The Chancellor also sweetened the pill of a planned rise in corporation tax to 25% for business by allowing most companies to ‘fully expense’ investments of up to £1 million a year for the next three years, and he unveiled a series of measures aimed at encouraging people into work.

A halving of wholesale gas prices in the previous six months was the primary reason for the improved forecasts and the limited leeway on public spending the Chancellor exploited.

However, the outlook for the UK economy remains far from positive and not just because of February’s rise in inflation.

The business newspaper the Financial Times warned: “It’s essential not to be carried away. Business investment has stagnated since 2016 . . . The cost-of-living crisis remains severe. Real living standards are forecast to be lower in 2027-28 than before the pandemic.”

Real household disposable income per person is still expected to fall by 5.7% between 2022 and 2024 – making it the largest two-year decline since 1956-57.

Paul Johnson, director of the Institute for Fiscal Studies, said: “We’re in the middle of a decade in which incomes are barely rising at all.”

On top of this must now be added the fall-out from the unfolding banking crisis.

The past fortnight has seen three US banks fail and a fourth, First Republic, require a bail-out, and Swiss-based Credit Suisse – a bank of global importance – saved from collapse only by a forced, state-backed takeover by rival UBS.

Deloitte UK chief economist Ian Stewart noted: “Stress in the banking system tends to dampen business confidence and leads to tightening financial conditions.”

He warned: “We expect damage to the real economy from financial stress to keep trending higher as problems in the banking system and the effect of higher interest rates feed through.”

Stewart offered ‘good’ and ‘bad’ news on the banking crisis, noting the good news that “the banking sector is more tightly regulated than 15 years ago.”

But that could not mask the bad: “The last fortnight shows problems can migrate quickly and unexpectedly from one part of the system to another.”

Financial Times chief economic commentator Martin Wolf noted: “This is not how the post-2008 crisis regime was supposed to work . . . The vaunted reforms introduced after the global financial crash have not changed any [thing] that much.”

Writing yesterday (March 23), he warned: “It is still not clear how bad this crisis is going to be.”

Rising interest rates have been blamed for the banking crisis.

So there is a conundrum. Current economic orthodoxy says rising inflation must be met by higher interest rates.
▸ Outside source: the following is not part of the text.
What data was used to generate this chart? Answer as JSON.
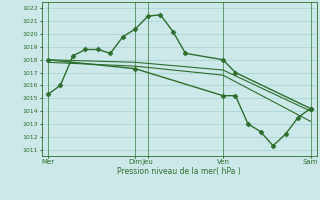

An improved economic outlook thus makes rate rises more likely. The UK Budget measures, by attempting to stimulate investment and demand, do the same.

But relieving the pressure on banks requires the opposite, meaning a whole new area of uncertainty about the economic outlook.

Chancellor Hunt insisted this week, ahead of the release of the latest inflation figure, that “bringing down” the “dangerously high” inflation rate remains the priority.

So we have a toxic combination of high inflation, falling living standards and a stagnating economy alongside an unfolding banking crisis.

That led Stewart to conclude the OBR forecast last week that the UK would avoid recession “now seems premature”. He warned: “Turmoil in the banking system raises the odds of a recession.”

The impact on outbound travel demand of the UK’s economic weakness has thus far appeared limited, but how long can that continue?